The IO dies provide eight DDR5 channels and 128 lanes of PCIe 5.0.
Ampere is proud of being the first company to bring a memory tagging implementation to the datacenter market. Memory tagging can help detect bugs like attempting to use memory that has previously been freed. When memory is allocated, it’s given a tag. Pointers are also tagged with the allocation they’re supposed to access.
With each memory access, the load/store unit compares the pointer’s access tag with the allocation tag. A mismatch will cause the core to raise a fault, indicating that your software has a bug. Beyond helping programmers investigate memory management errors, Ampere says memory tagging can help in cloud environments, and does not incur bandwidth or memory capacity overhead.
At the system level, Ampere uses what they call Adaptive Traffic Management. Ampere already hinted at how this works with the L2 slide. Downstream agents like Coherency Engines (system level cache slices and snoop filters) or memory controllers communicate how busy they are to requesters (cores). Cores then adjust the rate and profile of the traffic they generate.
A core running a latency hungry workload will respond differently to one running a bandwidth hungry workload. As a result, Ampere claims better latency at high bandwidth loads than competitors. Ampere tested this by testing a single latency sensitive application next to increasing numbers of bandwidth hungry applications.
At the rack level, Ampere claims better performance and better performance per watt than AMD’s Genoa and Bergamo.
There is currently no way I can test a physical rack. Oracle cloud won’t even allow access to a whole chip, with a quota of 16 cores likely set for capacity reasons, and getting large comparison systems would be prohibitively costly too. Therefore, I’ll deviate from the presentation from this point on.
Returning to the data from our prior article, AmpereOne provides decent per-core performance. 7-Zip is probably a better case, because it gives the branch predictors on even the most modern cores quite a challenge. Bigger cores likely aren’t able to stretch their reordering capacity muscle as much. AmpereOne here provides comparable clock-for-clock performance as Intel’s Skylake, though Skylake will likely pull ahead at stock clock speeds.

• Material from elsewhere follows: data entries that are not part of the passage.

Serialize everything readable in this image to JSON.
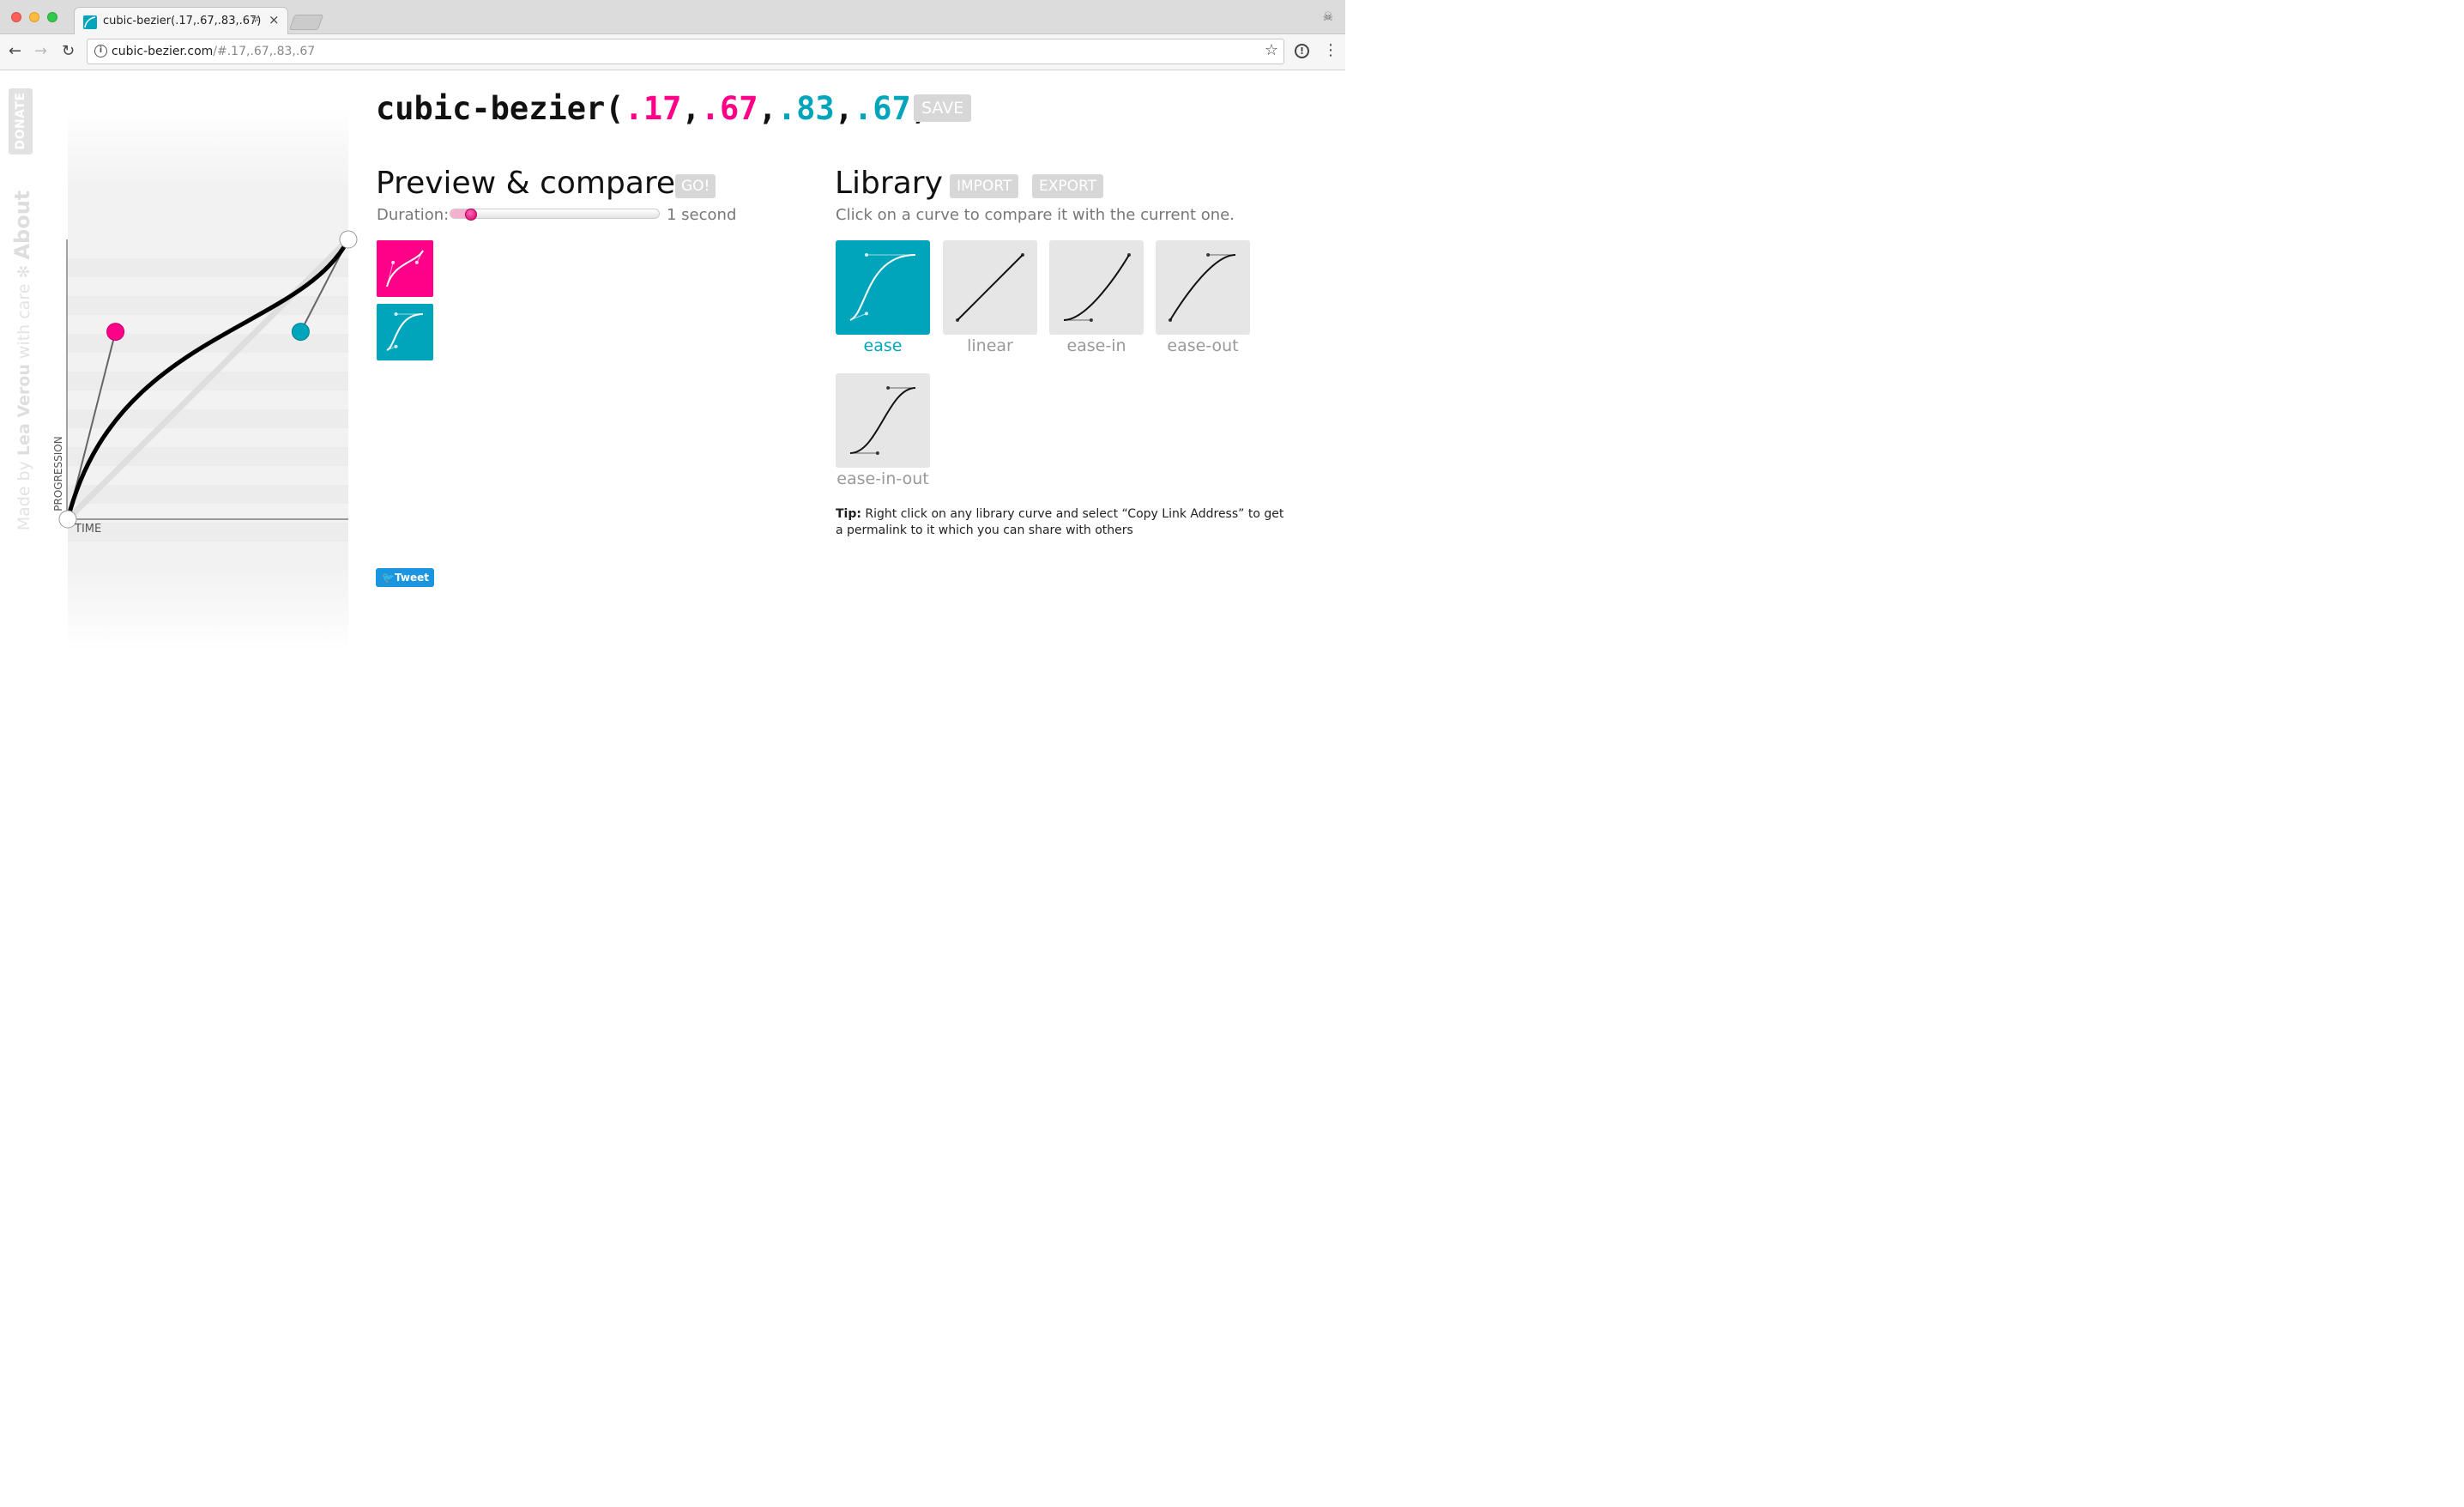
{
  "browser": {
    "tab_title": "cubic-bezier(.17,.67,.83,.67)",
    "tab_close": "×",
    "url_host": "cubic-bezier.com",
    "url_path": "/#.17,.67,.83,.67"
  },
  "sidebar": {
    "donate": "DONATE",
    "made_by": "Made by",
    "author": "Lea Verou",
    "with_care": "with care",
    "separator": "✻",
    "about": "About"
  },
  "graph": {
    "y_axis_label": "PROGRESSION",
    "x_axis_label": "TIME",
    "bezier": [
      0.17,
      0.67,
      0.83,
      0.67
    ],
    "p1_color": "#ff0088",
    "p2_color": "#00a5bc"
  },
  "header": {
    "prefix": "cubic-bezier(",
    "v1": ".17",
    "c1": ",",
    "v2": ".67",
    "c2": ",",
    "v3": ".83",
    "c3": ",",
    "v4": ".67",
    "suffix": ")",
    "save_label": "SAVE"
  },
  "preview": {
    "title": "Preview & compare",
    "go_label": "GO!",
    "duration_label": "Duration:",
    "duration_value": "1 second",
    "duration_fraction": 0.1,
    "current_color": "#ff0088",
    "compare_color": "#00a5bc"
  },
  "library": {
    "title": "Library",
    "import_label": "IMPORT",
    "export_label": "EXPORT",
    "subtitle": "Click on a curve to compare it with the current one.",
    "selected_color": "#00a5bc",
    "items": [
      {
        "name": "ease",
        "bezier": [
          0.25,
          0.1,
          0.25,
          1
        ],
        "selected": true
      },
      {
        "name": "linear",
        "bezier": [
          0,
          0,
          1,
          1
        ],
        "selected": false
      },
      {
        "name": "ease-in",
        "bezier": [
          0.42,
          0,
          1,
          1
        ],
        "selected": false
      },
      {
        "name": "ease-out",
        "bezier": [
          0,
          0,
          0.58,
          1
        ],
        "selected": false
      },
      {
        "name": "ease-in-out",
        "bezier": [
          0.42,
          0,
          0.58,
          1
        ],
        "selected": false
      }
    ]
  },
  "tip": {
    "label": "Tip:",
    "text": "Right click on any library curve and select “Copy Link Address” to get a permalink to it which you can share with others"
  },
  "tweet_label": "Tweet"
}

Video encoding with libx264 is a far more difficult task for AmpereOne. Its weak FP/vector side does it no favors, and it falls behind Intel’s density optimized Crestmont cores. Again, the performance gap will only grow if the higher performance cores run at stock clock speeds.
My view is that core for core, AmpereOne doesn’t try to match competing designs from AMD, Intel, or even Arm. Instead, Ampere wants to accommodate more customers in the same physical space. Beyond that, consistent performance takes priority over high performance. Core features like a large private L2 cache align with those goals.
Perhaps the most interesting part of the core is its unconventional cache setup. Besides not going wide and fast, Ampere has gone with a slightly unconventional cache setup. I feel like AmpereOne’s L1 caches are meant to be just good enough to avoid bottlenecking on L2 accesses. It works out though, and AmpereOne remains reasonably well balanced compared to other cores. I didn’t get time to run a lot of workloads on AmpereOne, and Oracle’s cloud doesn’t make it any easier because familiar Linux distributions like Ubuntu and Debian aren’t supported on AmpereOne.
Still, my first impression is that Ampere has made a well balanced core. They make tradeoffs to go after high density, but stopping short of Zen 5 or Redwood Cove performance is a feature. It’s a very good start to the company’s custom CPU design journey, and I look forward to seeing what comes next.